IEEE Honors Japanese Radio Astronomy Telescope That Discovered a Black Hole

The device was the largest of its kind when it was built

29 June 2017

In 1982 engineers in Tokyo finished building a millimeter-wave telescope that would give scientists a better look at interstellar phenomena. With a surface aperture of 45-meters in diameter, it was the largest of its kind at the time and arose from a partnership between the Tokyo Astronomical Observatory and Mitsubishi Electric Corp. The telescope has led to several discoveries about the universe that advanced the field of radio astronomy.

This month the telescope at the Nobeyama Radio Observatory, in Nagano, has been named an IEEE Milestone. Administered by the IEEE History Center and supported by donors, the milestone program recognizes outstanding technical developments around the world.


The Nobeyama telescope collects weak signals from distant objects in space in the millimeter range (1 mm to 10 mm). To ensure the radio-signal reflector panel on the surface of the telescope would maintain its shape and not deform because of temperature variations in its surroundings, the designers installed fans inside the back structure—basically the spine of the telescope’s dish that anchors it to the ground.

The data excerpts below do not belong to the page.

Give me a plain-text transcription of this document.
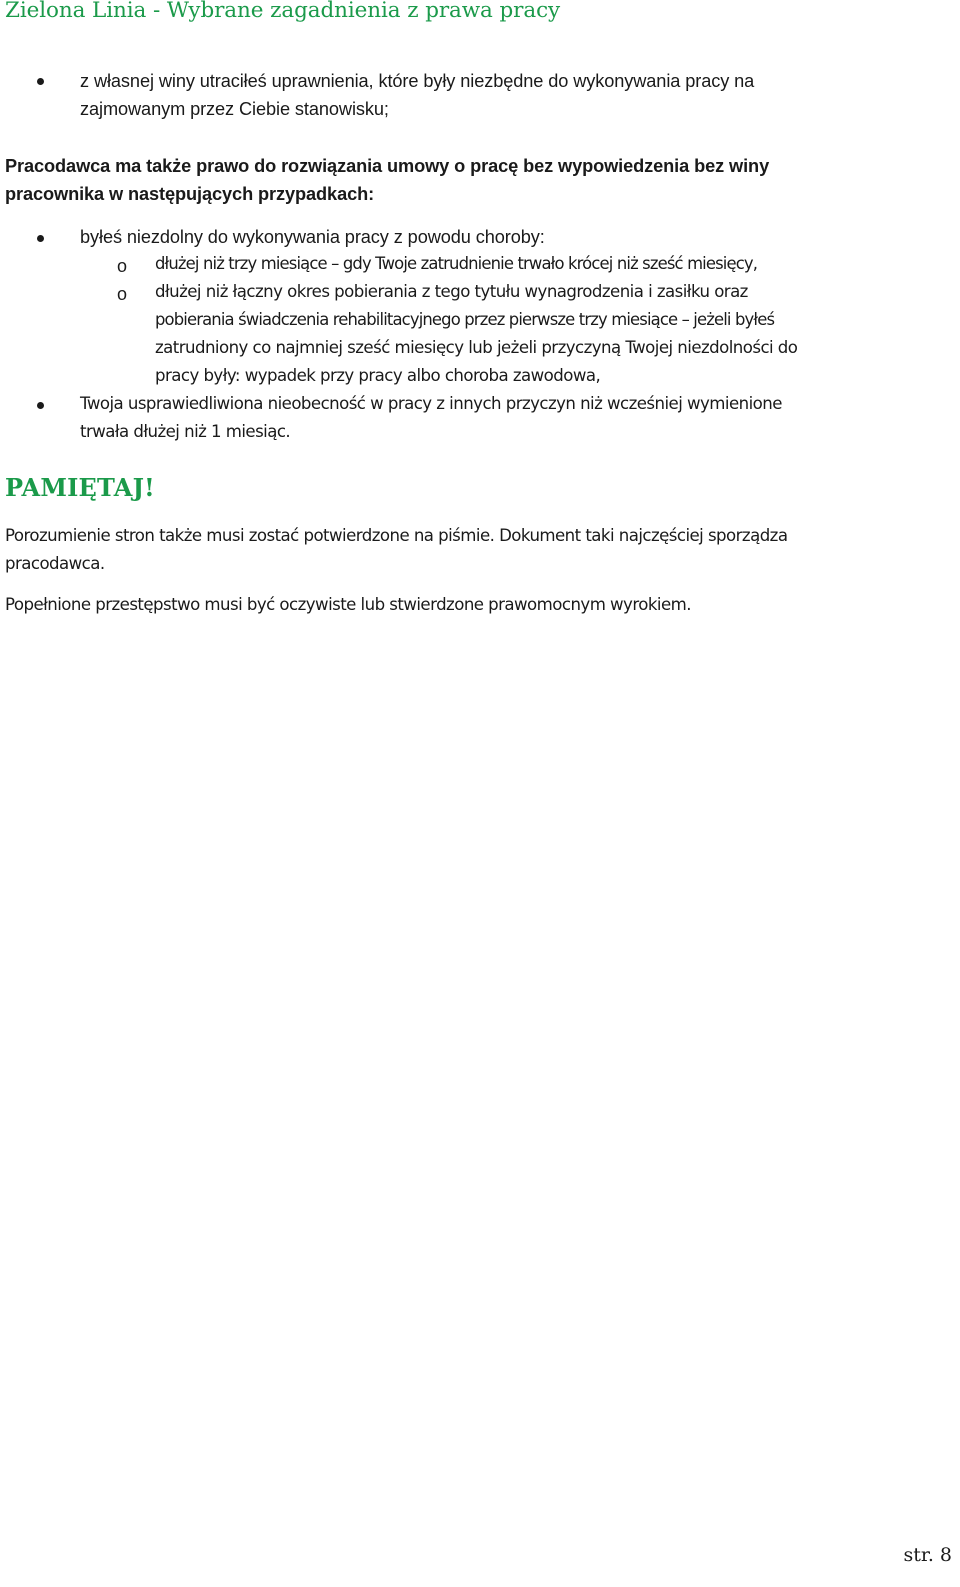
Zielona Linia - Wybrane zagadnienia z prawa pracy
z własnej winy utraciłeś uprawnienia, które były niezbędne do wykonywania pracy na
zajmowanym przez Ciebie stanowisku;
Pracodawca ma także prawo do rozwiązania umowy o pracę bez wypowiedzenia bez winy
pracownika w następujących przypadkach:
byłeś niezdolny do wykonywania pracy z powodu choroby:
o dłużej niż trzy miesiące – gdy Twoje zatrudnienie trwało krócej niż sześć miesięcy,
o dłużej niż łączny okres pobierania z tego tytułu wynagrodzenia i zasiłku oraz
pobierania świadczenia rehabilitacyjnego przez pierwsze trzy miesiące – jeżeli byłeś
zatrudniony co najmniej sześć miesięcy lub jeżeli przyczyną Twojej niezdolności do
pracy były: wypadek przy pracy albo choroba zawodowa,
Twoja usprawiedliwiona nieobecność w pracy z innych przyczyn niż wcześniej wymienione
trwała dłużej niż 1 miesiąc.
PAMIĘTAJ!
Porozumienie stron także musi zostać potwierdzone na piśmie. Dokument taki najczęściej sporządza
pracodawca.
Popełnione przestępstwo musi być oczywiste lub stwierdzone prawomocnym wyrokiem.
str. 8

They also installed aluminum honeycomb sandwich panels with carbon fiber–reinforced plastic to resist gravitational pull and possible deformation when the telescope is tilted at different angles. This allows the telescope and its antenna to collect radio waves regardless of the direction in which it is pointed.

The telescope has helped scientists study interstellar matter and identify new molecules in the universe. It also detected high-velocity water vapor emitted from the center of a distant galaxy—providing strong evidence of the existence of a black hole there. The instrument has helped observe light emissions from molecules, masers, and plasmas.

The Nobeyama remained the largest single-aperture millimeter-wave telescope in the world for almost 25 years until eclipsed by the Large Millimeter Telescope Alfonso Serrano. In Ciudad Serdán, Mexico, that 50-m-diameter radio telescope was put into service in 2006.


The Nobeyama telescope was honored on 14 June at the Nobeyama Radio Observatory. A plaque mounted in the exhibition room reads:

In 1982, the Tokyo Astronomical Observatory in collaboration with Mitsubishi Electric Corporation completed the 45-m telescope as the world’s largest antenna for millimeter-wave radio astronomy. The 45-m telescope’s innovative engineering contributed to the progress of radio astronomy by enabling high-resolution and high-sensitivity observations. Notable discoveries included new interstellar molecules and a black hole.

This article was written with assistance from the IEEE History Center, which is partially funded by donations to the IEEE Foundation.